Raoul fixed me with a drop-and-give-me-twenty look. Through clenched teeth he said, “We are allowed only a brief
amount of time here. If they can separate us, they will. If we use our time trying to find each other, we have wasted the
sacrifice it took to come here. Worse, if we’re separated and can’t find each other in time, one or both of us could be stuck
here for eternity.”

“Sacrifice?”

“You did agree.”

“When?”

He grimaced at me, reached into the chest pocket of his jacket, and handed me a note, written in my own hand:
You had a meeting with the uppity-ups during your blackout. Someday you might remember, but there’s no time to
explain, and this is too important to screw up. In the end you’ll agree this was worth the sacrifice. So shut up and listen to
Raoul.

J

“So your hair,” interrupted Bergman, “is that the sacrifice?”
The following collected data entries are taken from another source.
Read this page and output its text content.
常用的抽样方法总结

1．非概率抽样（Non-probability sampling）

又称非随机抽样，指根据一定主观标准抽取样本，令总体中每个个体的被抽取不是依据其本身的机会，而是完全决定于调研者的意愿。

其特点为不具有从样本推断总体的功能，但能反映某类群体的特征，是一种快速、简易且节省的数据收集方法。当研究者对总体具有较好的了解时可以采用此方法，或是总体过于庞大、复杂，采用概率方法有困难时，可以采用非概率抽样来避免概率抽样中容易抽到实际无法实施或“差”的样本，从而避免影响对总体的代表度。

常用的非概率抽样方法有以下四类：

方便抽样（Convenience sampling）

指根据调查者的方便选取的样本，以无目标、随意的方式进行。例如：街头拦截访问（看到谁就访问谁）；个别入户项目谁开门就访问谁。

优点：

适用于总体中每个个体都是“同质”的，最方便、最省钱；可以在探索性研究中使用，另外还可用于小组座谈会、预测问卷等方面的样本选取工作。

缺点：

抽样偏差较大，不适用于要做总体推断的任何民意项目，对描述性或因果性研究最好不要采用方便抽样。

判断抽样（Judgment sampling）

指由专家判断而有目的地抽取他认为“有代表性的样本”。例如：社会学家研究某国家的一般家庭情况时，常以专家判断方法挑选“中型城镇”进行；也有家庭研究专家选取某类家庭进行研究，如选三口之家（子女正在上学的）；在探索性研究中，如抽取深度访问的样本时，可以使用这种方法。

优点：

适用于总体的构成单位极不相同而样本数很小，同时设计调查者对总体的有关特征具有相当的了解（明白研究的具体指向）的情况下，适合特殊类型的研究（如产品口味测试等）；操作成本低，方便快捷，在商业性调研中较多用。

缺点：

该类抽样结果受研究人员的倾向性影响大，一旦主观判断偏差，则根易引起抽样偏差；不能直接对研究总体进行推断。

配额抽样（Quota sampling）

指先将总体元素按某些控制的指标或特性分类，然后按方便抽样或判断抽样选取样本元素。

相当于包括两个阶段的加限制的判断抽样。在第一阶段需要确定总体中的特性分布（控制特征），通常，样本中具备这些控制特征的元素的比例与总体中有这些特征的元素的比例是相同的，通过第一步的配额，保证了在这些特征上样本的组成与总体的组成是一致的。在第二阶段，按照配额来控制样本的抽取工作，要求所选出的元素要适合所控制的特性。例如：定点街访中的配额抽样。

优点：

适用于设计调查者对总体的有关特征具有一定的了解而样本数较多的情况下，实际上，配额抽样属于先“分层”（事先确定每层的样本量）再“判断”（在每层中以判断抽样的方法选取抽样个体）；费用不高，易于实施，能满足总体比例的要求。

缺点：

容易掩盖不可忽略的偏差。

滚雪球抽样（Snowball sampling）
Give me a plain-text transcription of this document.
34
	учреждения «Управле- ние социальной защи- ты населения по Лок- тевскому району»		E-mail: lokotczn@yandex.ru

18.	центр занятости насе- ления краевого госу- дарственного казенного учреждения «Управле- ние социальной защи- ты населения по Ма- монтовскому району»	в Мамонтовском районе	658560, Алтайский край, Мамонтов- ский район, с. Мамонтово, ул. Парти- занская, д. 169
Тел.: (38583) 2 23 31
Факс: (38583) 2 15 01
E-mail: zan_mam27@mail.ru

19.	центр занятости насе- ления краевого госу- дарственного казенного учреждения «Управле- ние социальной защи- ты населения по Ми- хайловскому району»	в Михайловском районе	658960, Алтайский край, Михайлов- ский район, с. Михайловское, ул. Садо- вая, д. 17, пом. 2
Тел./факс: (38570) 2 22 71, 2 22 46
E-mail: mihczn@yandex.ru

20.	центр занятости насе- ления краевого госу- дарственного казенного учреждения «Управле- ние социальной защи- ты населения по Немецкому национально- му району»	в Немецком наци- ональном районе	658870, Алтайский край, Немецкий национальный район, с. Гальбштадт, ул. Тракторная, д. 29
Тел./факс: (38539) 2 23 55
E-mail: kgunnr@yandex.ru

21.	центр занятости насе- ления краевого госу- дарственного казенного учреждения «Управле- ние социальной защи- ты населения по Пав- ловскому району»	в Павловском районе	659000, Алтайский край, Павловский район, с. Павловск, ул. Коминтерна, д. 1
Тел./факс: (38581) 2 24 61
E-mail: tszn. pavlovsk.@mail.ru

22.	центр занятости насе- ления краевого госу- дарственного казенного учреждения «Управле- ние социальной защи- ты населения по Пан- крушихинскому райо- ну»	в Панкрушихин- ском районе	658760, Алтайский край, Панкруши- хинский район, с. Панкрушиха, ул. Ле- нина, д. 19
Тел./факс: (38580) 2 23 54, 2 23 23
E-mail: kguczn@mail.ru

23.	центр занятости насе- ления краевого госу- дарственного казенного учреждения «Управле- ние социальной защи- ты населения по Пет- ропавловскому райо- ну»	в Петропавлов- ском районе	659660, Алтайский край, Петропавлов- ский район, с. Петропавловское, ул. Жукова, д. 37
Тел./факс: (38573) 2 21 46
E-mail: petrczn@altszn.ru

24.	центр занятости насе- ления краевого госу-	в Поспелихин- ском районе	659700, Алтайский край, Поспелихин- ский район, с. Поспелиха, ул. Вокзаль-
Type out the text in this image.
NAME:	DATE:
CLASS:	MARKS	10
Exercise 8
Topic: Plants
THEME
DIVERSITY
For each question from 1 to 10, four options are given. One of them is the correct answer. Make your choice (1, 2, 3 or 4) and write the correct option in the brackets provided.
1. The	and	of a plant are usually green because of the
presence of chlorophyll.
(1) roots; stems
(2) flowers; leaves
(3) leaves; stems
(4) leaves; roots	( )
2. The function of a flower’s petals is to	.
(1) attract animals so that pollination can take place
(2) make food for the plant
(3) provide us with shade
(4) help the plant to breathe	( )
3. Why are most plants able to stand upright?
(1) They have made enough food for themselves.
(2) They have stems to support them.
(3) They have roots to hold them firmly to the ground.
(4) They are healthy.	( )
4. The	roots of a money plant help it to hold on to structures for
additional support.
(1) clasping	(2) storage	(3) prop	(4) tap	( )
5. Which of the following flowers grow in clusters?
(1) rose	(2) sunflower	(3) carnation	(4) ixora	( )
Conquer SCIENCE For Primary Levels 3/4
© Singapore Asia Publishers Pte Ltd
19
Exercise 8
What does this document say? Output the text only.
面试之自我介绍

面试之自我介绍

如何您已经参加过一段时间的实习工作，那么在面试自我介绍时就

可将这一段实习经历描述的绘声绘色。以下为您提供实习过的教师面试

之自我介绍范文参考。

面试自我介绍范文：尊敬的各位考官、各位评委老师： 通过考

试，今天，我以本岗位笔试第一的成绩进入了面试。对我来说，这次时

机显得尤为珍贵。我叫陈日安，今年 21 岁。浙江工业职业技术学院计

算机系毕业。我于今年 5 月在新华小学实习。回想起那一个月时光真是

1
“I doubt it,” said the wounded guy who’d had to be stitched. He’d shed his turban to reveal a shiny bald pate that somehow made him resemble a rhinoceros, whereas any other white man would’ve looked like a cancer patient. I learned later his name was Otto

“Boom” Perle, and before he’d become a munitions expert he’d been a wildass teenager who’d burned his eyebrows and half his hair off in a fireworks accident. After hearing that story, bald seemed brilliant. Otto motioned to his wound. “Seems like hell would want something more like this.”

I agreed. In which case the sacrifice had yet to be made.

“So the whole place was just rocks?” asked another hurt guy whose rosy cheeks and light brown beard made him look a lot younger than he was. He introduced himself as Terrence Casey, father of five, grandfather of one, and biggest Giants fan of all time.

I shook my head.

No, there was more. The plants that grew between the rocks were vicious. The vines tripped. The bushes stabbed. Only the
trees seemed harmless. Then a sharp wind blew, and I realized the trunks weren’t extra thick like I’d thought. Those were
blackened bodies hanging from their limbs that now rocked and jiggled in hell’s breeze. And the awful thing was, they
were aware.

So were the walkers. Nobody within range of my sight sat and rested. They all moved among one another, never
conversing, but often talking to themselves. It reminded me a little bit of a busy New York sidewalk, except everyone was
looking down, watching the rocks.

Then I began focusing on the individuals and the sense of community dropped away. Right in front of us a woman
continuously combed her fingers through her long blond hair. When she got to the tips she yanked hard enough to jerk her
head sideways. Every few seconds she took the hair she’d pulled out of her skull and stuffed it into her mouth.